Tafsir surat Al-Ikhlas ayat 1 dan 2 berisi tentang keesaan Allah. Allah itu Maha Esa. Oleh sebab itu, hanya kepada Allah tempat bergantung segala sesuatu.
Baca Juga: Tiga Waktu Istimewa Membaca Surat Al-Ikhlas, Al-Falaq, An-Naas
Tafsir Surat Al-Ikhlas Ayat 1 dan 2, Allah Tempat Bergantung Segala Sesuatu
Allah ta’ala berfirman:
قُلْ هُوَ اللَّهُ أَحَدٌ
Katakanlah: “Dialah Allah, Yang Maha Esa.” (Q.S. Al-Ikhlas: 1)
Faedah dari ayat ini:
1. Firman Allah “Qul” di sini maksudnya perintah untuk menyatakan dengan lisan dan juga menyatakan dengan hati, yaitu meyakininya.
2. Di antara nama-nama Allah adalah “Allah” dan “Al Ahad“.
3. Allah itu Maha Esa dalam rububiyah, dalam uluhiyyah dan dalam al asma was shifat.
Allah itu Maha Esa dalam rububiyah artinya Allah satu-satunya Rabb yang menciptakan, menguasai dan mengatur alam semesta beserta isinya.
Allah itu Maha Esa dalam uluhiyah artinya Allah satu-satunya ilah (sesembahan) yang berhak dan boleh diibadahi oleh makhluk.
Allah itu Maha Esa dalam al asma was shifat artinya Allah satu-satunya Dzat yang memiliki nama-nama yang husna (mencapai puncak kebagusan) dan sifat-sifat yang ula (mencapai puncak kesempurnaan).
4. Sebab turunnya ayat ini adalah ketika orang musyrikin berkata kepada Nabi Shallallahu’alaihi Wasallam:
انسُبْ لنا ربَّك
“(Wahai Muhammad) sebutkan sifat Rabb-mu kepada kami.” Kemudian turunlah ayat ini. (HR. Tirmidzi no 3364, dihasankan oleh Al Albani dalam Shahih At Tirmidzi).
5. Surat ini dinamakan surat Al Ikhlas karena memerintahkan kita untuk mengesakan Allah dalam ibadah, itulah hakikat ikhlas.

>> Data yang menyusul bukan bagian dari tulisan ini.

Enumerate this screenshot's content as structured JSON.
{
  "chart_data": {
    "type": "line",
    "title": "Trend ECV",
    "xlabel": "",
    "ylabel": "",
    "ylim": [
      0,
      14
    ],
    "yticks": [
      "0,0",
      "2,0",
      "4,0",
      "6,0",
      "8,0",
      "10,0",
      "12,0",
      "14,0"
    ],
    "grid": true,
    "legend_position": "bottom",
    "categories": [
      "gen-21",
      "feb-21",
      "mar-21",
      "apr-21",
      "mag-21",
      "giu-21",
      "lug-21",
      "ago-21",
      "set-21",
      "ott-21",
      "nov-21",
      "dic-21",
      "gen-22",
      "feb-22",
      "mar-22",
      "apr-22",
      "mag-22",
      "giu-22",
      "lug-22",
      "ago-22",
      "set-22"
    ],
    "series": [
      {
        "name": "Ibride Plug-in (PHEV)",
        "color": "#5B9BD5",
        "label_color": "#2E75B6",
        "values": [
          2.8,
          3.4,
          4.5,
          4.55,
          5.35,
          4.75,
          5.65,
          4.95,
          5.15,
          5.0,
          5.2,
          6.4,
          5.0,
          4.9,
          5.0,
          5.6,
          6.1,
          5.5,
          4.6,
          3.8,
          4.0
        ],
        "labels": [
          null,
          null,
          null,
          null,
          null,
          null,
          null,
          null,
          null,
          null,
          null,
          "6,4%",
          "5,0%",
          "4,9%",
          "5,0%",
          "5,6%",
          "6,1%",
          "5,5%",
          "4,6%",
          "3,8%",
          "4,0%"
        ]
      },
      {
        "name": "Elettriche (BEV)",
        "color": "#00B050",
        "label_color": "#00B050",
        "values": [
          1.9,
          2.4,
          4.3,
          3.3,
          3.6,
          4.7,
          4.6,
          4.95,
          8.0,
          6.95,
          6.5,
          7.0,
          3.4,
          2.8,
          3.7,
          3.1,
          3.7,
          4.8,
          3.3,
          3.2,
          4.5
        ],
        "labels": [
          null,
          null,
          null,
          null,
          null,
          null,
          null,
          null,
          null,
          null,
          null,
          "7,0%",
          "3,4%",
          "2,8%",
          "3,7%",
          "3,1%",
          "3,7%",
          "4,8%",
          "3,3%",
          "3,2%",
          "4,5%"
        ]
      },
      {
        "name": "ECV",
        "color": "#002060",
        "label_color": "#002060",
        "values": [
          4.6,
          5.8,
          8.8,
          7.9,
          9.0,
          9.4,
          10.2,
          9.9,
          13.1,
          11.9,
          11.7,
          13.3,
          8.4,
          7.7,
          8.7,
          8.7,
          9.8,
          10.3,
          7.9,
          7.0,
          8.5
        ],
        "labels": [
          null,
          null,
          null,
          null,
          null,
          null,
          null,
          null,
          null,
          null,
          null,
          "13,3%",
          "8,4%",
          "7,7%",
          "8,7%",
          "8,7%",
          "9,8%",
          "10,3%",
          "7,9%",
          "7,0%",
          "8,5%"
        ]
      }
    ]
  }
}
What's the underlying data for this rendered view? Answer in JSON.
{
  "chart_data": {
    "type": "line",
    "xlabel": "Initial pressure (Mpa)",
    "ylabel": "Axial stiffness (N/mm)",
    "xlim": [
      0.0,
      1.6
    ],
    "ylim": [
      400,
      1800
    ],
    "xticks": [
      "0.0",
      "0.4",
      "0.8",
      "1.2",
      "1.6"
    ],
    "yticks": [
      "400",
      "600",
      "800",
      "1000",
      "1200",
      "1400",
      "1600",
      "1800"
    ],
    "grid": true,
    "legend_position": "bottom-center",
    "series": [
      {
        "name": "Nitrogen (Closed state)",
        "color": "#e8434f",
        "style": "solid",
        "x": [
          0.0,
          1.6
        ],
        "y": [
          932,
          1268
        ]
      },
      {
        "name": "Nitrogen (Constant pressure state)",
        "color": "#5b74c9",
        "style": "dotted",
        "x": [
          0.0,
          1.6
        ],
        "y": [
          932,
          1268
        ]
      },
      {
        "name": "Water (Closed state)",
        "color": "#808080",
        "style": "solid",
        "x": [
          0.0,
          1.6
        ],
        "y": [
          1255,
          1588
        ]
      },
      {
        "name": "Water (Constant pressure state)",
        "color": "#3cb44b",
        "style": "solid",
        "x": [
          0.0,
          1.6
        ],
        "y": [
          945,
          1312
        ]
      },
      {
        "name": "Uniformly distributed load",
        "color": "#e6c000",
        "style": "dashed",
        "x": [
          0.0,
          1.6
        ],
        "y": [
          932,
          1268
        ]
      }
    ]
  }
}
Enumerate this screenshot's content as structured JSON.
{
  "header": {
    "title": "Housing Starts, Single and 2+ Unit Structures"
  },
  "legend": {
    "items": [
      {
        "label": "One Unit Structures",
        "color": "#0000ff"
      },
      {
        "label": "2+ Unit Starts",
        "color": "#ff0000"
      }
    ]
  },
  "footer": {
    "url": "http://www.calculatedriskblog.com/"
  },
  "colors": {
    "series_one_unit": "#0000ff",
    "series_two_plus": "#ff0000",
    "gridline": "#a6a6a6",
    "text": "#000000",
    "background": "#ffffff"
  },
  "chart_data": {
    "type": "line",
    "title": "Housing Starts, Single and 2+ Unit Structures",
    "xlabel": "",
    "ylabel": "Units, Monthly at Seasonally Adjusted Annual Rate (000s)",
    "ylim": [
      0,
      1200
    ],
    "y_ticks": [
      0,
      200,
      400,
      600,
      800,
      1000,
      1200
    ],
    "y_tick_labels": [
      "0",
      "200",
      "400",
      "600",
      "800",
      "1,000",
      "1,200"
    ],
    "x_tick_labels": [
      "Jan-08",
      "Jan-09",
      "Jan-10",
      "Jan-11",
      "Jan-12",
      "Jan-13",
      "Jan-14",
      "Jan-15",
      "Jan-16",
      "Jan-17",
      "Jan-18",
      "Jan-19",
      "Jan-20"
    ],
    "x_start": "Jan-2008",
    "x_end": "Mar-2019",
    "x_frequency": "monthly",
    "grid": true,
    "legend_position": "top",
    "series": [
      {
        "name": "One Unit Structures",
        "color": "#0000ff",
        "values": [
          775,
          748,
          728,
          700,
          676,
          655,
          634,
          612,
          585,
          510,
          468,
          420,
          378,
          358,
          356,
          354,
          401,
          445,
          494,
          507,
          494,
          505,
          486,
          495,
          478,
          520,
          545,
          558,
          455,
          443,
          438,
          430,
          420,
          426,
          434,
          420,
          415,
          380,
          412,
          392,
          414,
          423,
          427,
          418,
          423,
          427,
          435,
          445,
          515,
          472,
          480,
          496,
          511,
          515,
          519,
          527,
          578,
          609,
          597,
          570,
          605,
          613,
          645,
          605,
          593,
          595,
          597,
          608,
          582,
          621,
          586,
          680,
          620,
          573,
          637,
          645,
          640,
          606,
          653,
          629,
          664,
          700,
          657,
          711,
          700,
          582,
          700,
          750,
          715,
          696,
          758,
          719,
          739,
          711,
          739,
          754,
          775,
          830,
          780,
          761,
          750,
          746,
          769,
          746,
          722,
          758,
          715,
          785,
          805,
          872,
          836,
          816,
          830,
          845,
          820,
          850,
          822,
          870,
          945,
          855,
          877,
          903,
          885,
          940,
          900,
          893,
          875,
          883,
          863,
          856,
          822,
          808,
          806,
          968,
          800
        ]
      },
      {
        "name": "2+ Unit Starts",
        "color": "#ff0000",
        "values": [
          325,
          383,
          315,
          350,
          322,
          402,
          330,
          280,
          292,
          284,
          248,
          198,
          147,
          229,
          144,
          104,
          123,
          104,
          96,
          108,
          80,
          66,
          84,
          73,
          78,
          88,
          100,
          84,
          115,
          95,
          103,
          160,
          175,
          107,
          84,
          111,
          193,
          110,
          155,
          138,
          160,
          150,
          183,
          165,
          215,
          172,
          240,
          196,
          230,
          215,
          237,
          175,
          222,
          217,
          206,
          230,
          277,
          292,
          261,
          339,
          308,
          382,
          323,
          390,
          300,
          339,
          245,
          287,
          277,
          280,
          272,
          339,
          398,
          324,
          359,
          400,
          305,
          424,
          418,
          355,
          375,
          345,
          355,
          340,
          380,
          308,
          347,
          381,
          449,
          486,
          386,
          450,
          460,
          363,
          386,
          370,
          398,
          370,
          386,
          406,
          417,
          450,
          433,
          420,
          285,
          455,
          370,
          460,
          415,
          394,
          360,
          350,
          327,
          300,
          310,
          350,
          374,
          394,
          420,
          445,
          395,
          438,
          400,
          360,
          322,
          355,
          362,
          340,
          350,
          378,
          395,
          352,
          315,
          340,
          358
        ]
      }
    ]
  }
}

Dan konsekuensinya, tidak boleh kita berbuat syirik kepada Allah dengan mempersembahkan ibadah kepada selain Allah.
اللَّهُ الصَّمَدُ
Allah adalah tempat bergantung segala sesuatu. (Q.S. Al-Ikhlas: 2)
Faedah dari ayat ini:
1. Di antara nama Allah adalah ash Shamad.
2. Ibnu Abbas, Mujahid, Al Hasan Al Bashri menafsirkan ash Shamad, artinya:
الذي ليس بأجوف, ولا يأكل ولا يشرب
“Dzat yang tidak memiliki kerongkongan, sehingga Ia tidak butuh makan atau minum.”
3. Ikrimah menafsirkan ash Shamad artinya:
الذي لا يخرج منه شيء
“Dzat yang tidak ada satu pun yang keluar dari kuasa-Nya.”
4. Ubay bin Ka’ad dan Abul ‘Aliyah menafsirkan ash Shamad artinya:
الذي لم يلد ولم يولد
“Dzat yang tidak melahirkan dan tidak dilahirkan.”
5. Qatadah menafsirkan ash Shamad artinya:
الباقي الذي لا يفنَى
“Yang abadi dan tidak pernah sirna.”
6. Ibnu Abbas dan adh Dhahhak menafsirkan ash Shamad artinya:
الذي يصمد إليه في الحاجات
“Dzat yang semua kebutuhan bergantung pada-Nya.”
7. Kaidah tafsir: ketika suatu ayat ada beberapa penafsiran dari para salaf, yang tidak saling bertentangan, maka semua tafsiran tersebut kita benarkan.